Bem instalado no seu posto de comando, o condutor pode partir à descoberta das potencialidades dinâmicas do 3008. O motor 1.6 BlueHDI de 120 cv mantém neste formato um desempenho honesto e cumpridor. Isto porque permite desenvolver um ritmo interessante, chegando com relativa facilidade a velocidades estáveis. O Hyundai tem uma direção homogénea (tem dois modos de assistência, mas não servem de muito) e também consegue uma ação dinâmica rigorosa e muito segura, mas não chega a ser tão interativo como o Peugeot, ainda que possua o ESP mais permissivo. O Tiguan não desilude, até porque também é previsível, mas tem o motor mais esforçado, pois sempre que se pede um pouco mais de energia, esta unidade não consegue esconder o esforço e acaba por “suplicar” por uma relação mais baixa. Num andamento limite, é menos eficaz dinamicamente face aos rivais e sofre de algumas perdas de tração. É ainda o que perde mais trajetória, sem que o ritmo seja excessivo. Quando a questão que se coloca diz respeito à agilidade do motor, as diferenças aparecem.

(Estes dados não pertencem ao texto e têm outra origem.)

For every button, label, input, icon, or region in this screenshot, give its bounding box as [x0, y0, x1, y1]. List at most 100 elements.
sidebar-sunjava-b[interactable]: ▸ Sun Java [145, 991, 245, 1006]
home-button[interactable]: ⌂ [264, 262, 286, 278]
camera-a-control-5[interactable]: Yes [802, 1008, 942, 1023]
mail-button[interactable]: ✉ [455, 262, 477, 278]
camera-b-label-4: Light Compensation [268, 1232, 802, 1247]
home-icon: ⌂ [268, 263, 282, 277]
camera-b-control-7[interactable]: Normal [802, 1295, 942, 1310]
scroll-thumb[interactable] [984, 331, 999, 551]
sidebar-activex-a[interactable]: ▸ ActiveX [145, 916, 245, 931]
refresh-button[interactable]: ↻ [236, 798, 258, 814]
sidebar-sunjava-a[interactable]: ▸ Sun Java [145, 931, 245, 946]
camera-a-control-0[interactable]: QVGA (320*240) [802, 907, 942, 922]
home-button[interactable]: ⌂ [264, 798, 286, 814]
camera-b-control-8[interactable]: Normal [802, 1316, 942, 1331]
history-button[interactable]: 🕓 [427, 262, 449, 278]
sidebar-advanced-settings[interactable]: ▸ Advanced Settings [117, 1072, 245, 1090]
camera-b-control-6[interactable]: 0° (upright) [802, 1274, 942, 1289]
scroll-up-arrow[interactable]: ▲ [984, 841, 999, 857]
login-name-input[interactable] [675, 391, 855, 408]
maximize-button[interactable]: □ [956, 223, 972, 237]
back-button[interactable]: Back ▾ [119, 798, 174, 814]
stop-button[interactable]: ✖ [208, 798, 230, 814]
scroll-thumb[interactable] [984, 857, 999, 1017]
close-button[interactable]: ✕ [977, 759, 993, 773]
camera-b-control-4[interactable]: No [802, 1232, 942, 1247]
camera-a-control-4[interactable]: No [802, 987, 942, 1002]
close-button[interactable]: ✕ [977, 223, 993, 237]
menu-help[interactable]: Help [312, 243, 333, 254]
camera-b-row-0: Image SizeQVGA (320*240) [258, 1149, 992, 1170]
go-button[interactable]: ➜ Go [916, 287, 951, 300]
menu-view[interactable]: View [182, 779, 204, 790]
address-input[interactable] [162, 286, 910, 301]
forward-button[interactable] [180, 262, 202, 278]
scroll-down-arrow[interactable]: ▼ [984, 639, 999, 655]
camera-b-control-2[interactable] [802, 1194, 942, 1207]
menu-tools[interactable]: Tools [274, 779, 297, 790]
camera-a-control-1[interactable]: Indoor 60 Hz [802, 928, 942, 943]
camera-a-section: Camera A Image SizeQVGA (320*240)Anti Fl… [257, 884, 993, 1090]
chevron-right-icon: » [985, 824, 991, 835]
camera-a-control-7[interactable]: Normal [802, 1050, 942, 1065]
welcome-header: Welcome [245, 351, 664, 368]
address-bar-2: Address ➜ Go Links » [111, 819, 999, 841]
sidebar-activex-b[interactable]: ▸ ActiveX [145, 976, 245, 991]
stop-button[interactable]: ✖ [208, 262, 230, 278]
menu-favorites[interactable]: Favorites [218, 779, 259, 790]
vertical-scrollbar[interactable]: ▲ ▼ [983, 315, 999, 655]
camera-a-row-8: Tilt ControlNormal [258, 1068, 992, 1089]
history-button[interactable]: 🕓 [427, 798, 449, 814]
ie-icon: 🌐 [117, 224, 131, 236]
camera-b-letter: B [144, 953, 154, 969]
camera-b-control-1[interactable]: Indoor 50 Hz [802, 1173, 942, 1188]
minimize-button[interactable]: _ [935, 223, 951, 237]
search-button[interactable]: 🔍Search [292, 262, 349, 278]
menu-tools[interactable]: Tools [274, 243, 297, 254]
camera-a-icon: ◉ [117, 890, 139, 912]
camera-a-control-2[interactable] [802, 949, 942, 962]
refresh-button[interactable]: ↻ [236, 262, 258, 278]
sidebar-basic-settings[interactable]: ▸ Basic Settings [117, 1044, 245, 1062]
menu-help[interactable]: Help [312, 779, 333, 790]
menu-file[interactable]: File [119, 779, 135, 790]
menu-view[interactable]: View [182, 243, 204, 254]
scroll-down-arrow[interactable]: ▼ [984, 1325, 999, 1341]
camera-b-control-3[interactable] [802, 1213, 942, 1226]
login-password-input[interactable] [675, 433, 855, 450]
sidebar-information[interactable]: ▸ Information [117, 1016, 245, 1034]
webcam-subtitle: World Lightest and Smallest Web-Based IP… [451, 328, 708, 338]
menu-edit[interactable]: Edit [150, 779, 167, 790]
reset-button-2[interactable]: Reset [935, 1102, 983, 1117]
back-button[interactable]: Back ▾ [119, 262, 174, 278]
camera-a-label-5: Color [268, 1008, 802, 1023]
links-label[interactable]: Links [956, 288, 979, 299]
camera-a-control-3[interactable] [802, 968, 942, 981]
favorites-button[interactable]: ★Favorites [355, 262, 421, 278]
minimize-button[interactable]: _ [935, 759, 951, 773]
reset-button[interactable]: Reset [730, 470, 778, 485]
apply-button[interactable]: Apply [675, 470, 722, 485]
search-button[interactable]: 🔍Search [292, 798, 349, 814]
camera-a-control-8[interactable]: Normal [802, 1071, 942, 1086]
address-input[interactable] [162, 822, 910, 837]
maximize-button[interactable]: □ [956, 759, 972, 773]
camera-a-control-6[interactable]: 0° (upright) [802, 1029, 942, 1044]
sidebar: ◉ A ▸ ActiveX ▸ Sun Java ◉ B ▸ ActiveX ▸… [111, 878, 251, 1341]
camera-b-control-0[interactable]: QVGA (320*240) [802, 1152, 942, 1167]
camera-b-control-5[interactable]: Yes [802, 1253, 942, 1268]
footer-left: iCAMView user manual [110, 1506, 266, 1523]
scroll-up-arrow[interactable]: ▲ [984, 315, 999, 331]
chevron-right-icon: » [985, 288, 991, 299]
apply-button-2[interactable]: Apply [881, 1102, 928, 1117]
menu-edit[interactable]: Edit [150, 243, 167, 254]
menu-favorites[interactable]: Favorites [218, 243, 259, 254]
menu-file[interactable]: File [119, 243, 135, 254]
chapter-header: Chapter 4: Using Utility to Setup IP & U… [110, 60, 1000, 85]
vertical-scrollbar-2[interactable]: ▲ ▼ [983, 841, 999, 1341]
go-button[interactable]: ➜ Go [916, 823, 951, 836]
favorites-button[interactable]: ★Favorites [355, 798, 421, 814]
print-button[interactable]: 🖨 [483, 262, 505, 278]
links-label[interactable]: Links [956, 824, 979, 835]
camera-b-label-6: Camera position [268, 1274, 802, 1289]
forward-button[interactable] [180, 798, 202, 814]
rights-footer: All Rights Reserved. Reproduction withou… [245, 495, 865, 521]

Nas acelerações, o Peugeot é o mais rápido, contudo as diferenças são na ordem das décimas de segundo. Nas recuperações também se destaca, sendo o Tiguan o mais lento por culpa de uma caixa de relações mais longas e também pelo facto de ser o mais pesado. Embora por pouco, os melhores valores de consumo pertencem aos 5,8 l/100 km do Peugeot, seguidos de 6 litros no VW e 6,3 litros no Hyundai. O modelo alemão paga mais IUC pelo facto de as emissões suplantarem as 120 g/km de CO2.

Em jeito de conclusão, fica a prova de que o novo 3008 se mantém como a referência no segmento e mesmo perante um VW com motor equivalente consegue sair vencedor. O Tiguan não foi “feito” para este bloco. A diferença entre o 1.6 TDI e o 2.0 TDI neste modelo é muito evidente. O Hyundai é um SUV apelativo que aposta forte na garantia, na oferta das manutenções durante cinco anos e no equipamento de série, bem como se assume como surpresa pela positiva na avaliação do comportamento dinâmico.